Model to study the non-linear radiation heat transfer in the stagnation-point flow of power-law fluid

Abstract

Purpose – The purpose of this paper is to investigate non-linear radiation heat transfer problem for stagnation-point flow of non-Newtonian fluid obeying the power-law model. Power-law fluids of both shear-thinning and shear-thickening nature have been considered. Design/methodology/approach – Boundary layer equations are non-dimensionalized and then solved for the numerical solutions by fourth-fifth order Runge-Kutta integration based shooting technique. Findings – The results reveal an existence of point of inflection for the temperature distribution for sufficiently large wall to ambient temperature ratio. Moreover temperature increases and heat transfer from the plate decreases with an increase in the radiation parameter. Heat transfer rate at the sheet is bigger in dilatant (shear-thickening) fluids when compared with the pseudoplastic (shear-thinning) fluids.
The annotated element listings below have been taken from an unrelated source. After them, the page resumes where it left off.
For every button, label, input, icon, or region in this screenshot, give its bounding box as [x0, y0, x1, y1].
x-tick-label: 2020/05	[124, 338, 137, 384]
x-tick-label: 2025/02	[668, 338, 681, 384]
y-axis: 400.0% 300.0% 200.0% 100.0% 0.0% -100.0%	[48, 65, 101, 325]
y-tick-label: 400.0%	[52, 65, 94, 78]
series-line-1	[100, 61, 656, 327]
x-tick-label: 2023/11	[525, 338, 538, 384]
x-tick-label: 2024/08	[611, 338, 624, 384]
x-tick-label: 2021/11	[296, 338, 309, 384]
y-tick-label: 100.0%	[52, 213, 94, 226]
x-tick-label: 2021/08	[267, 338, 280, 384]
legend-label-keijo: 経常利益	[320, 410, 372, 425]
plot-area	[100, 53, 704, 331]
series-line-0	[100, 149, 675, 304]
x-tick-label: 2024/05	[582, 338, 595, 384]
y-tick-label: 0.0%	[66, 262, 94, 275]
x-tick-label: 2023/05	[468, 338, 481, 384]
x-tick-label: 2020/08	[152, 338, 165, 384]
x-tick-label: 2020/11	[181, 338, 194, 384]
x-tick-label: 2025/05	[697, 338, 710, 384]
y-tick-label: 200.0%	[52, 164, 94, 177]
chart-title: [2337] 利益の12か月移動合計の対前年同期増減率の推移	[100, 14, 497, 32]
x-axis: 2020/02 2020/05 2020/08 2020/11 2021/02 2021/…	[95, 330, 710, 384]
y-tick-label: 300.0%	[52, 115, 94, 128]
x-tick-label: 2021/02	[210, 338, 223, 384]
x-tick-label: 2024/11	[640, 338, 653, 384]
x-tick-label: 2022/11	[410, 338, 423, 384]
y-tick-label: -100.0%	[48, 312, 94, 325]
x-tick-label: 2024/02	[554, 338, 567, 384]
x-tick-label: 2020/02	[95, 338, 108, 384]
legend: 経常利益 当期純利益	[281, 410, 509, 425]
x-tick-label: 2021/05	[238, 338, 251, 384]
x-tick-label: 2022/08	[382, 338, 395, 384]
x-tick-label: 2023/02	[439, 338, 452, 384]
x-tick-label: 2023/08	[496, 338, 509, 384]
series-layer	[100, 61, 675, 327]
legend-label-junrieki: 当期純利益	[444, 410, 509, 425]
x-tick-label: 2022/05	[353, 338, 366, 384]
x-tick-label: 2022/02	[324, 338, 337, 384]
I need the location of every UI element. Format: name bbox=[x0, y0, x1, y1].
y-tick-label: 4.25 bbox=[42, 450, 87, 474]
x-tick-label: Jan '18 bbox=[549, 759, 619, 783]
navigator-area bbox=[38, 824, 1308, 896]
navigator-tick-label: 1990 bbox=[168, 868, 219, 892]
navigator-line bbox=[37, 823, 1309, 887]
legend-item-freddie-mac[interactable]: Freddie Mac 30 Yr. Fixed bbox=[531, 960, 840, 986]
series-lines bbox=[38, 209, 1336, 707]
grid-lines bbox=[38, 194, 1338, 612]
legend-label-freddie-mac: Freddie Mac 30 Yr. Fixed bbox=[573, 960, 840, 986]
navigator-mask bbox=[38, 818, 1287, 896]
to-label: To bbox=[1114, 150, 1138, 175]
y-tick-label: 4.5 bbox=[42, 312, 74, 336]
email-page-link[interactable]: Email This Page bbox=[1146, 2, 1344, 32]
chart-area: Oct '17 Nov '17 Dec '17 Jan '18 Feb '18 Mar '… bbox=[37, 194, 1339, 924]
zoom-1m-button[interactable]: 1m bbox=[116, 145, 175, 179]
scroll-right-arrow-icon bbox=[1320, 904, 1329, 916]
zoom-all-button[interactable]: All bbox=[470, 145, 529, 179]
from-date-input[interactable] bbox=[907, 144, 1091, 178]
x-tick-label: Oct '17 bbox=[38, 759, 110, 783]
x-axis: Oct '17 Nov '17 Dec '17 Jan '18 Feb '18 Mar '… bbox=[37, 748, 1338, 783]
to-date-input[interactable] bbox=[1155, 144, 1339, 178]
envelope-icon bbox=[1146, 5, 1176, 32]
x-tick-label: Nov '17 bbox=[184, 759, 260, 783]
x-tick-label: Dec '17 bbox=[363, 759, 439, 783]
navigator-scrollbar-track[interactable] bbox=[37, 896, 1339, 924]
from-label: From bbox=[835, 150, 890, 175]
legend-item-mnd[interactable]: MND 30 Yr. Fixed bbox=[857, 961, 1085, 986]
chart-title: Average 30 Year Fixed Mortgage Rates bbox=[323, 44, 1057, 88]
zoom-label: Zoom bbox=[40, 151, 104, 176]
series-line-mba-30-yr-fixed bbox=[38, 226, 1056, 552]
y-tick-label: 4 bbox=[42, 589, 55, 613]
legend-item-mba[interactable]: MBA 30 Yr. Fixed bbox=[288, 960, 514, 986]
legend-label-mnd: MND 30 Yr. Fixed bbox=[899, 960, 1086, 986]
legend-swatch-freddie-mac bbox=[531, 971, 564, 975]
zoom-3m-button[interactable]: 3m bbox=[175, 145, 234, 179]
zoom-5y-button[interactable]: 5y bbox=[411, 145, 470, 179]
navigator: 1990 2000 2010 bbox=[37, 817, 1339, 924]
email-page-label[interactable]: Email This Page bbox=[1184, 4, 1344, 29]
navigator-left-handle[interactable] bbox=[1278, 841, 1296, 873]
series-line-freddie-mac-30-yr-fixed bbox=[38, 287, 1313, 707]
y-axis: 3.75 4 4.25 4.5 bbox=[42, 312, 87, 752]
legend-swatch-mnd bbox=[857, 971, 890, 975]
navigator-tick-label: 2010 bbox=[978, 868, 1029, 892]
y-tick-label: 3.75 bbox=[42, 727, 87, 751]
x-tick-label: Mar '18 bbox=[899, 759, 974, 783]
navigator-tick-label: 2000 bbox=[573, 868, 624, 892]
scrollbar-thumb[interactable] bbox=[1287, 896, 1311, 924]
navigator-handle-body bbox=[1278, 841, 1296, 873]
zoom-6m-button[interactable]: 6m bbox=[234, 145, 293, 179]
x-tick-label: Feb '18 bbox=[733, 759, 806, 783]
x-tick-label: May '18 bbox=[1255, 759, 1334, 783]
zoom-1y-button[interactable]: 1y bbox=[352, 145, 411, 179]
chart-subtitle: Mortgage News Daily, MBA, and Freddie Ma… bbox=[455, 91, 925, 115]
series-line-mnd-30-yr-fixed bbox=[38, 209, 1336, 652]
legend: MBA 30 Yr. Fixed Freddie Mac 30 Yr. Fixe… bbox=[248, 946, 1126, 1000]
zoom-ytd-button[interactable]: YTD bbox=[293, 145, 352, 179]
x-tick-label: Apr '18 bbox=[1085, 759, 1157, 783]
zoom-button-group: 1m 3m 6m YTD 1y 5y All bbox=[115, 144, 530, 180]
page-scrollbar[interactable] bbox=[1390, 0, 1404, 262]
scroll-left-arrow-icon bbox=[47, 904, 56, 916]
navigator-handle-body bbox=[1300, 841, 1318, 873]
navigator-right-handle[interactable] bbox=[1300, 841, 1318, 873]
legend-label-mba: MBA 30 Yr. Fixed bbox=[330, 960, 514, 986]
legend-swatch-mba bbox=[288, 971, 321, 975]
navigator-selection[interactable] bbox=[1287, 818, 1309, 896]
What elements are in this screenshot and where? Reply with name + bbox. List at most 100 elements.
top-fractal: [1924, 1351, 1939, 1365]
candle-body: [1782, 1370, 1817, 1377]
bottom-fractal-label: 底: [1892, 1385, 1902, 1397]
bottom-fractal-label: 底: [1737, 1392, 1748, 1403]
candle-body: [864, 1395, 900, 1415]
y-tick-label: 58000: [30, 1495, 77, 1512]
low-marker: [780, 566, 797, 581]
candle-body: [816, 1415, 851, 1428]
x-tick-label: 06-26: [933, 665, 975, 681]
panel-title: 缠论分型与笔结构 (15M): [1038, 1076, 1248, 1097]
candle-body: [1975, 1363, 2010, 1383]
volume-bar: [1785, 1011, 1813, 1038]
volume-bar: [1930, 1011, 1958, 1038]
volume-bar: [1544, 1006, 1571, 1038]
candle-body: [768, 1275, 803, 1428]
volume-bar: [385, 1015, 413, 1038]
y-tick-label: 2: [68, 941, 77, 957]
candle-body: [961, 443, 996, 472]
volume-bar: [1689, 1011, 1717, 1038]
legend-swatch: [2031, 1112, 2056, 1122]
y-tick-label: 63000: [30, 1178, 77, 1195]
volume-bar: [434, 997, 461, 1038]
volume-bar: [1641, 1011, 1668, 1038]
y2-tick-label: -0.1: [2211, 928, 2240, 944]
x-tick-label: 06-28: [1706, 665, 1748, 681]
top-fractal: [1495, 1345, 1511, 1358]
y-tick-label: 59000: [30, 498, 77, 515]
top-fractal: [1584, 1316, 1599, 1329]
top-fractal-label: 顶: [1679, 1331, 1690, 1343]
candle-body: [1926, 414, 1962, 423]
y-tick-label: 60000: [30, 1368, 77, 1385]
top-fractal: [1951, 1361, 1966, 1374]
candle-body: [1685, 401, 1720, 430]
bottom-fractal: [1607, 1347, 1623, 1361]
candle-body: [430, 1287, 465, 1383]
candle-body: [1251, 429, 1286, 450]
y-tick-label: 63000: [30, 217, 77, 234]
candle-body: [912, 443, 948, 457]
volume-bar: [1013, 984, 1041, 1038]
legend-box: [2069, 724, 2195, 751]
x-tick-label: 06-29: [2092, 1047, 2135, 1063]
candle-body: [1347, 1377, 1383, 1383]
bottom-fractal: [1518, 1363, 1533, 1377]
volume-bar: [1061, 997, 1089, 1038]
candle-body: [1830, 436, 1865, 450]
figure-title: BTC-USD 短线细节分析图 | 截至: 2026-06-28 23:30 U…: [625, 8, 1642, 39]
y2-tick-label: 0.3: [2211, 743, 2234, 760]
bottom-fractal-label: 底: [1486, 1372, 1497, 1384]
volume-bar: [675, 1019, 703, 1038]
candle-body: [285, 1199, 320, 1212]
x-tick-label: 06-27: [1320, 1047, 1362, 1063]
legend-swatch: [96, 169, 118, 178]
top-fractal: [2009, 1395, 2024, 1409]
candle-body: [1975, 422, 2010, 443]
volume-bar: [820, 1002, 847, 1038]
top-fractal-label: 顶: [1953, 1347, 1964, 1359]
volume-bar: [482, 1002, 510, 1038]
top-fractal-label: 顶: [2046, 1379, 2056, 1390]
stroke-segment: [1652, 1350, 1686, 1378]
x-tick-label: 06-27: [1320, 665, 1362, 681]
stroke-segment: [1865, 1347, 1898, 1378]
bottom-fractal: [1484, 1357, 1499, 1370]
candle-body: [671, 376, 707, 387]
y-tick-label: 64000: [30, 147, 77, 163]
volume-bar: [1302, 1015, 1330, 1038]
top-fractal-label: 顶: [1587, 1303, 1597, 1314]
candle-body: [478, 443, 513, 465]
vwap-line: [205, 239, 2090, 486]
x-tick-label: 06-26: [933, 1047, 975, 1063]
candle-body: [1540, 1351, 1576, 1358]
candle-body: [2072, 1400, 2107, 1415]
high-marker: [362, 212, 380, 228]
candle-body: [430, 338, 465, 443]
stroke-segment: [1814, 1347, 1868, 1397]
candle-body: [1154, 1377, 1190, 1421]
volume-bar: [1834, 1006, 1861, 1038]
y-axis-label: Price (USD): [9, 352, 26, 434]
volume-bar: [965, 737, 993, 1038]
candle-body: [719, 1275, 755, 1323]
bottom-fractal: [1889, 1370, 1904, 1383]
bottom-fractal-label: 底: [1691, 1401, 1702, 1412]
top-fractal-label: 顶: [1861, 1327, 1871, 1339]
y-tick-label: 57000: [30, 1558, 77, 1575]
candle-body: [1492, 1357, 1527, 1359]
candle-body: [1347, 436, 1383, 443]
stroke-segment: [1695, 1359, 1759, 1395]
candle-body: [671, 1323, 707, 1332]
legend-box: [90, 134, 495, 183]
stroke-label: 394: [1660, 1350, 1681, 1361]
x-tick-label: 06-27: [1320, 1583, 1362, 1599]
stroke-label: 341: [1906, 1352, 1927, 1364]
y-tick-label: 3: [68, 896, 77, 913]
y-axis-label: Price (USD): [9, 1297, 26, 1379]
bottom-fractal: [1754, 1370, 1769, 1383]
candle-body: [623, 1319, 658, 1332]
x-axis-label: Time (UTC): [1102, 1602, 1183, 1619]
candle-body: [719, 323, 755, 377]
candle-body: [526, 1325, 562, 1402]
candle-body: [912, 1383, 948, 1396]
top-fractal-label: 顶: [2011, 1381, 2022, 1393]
Originality/value – Different from the linear radiation heat transfer problem (which can be simply reduced to rescaling of Prandtl number by a factor containing the radiation parameter), here the energy equation is strongly non-linear and it involves an additional temperature ratio parameter w =T w /T ∞. This parameter allows studying the thermal characteristics for small/large temperature differences in the flow.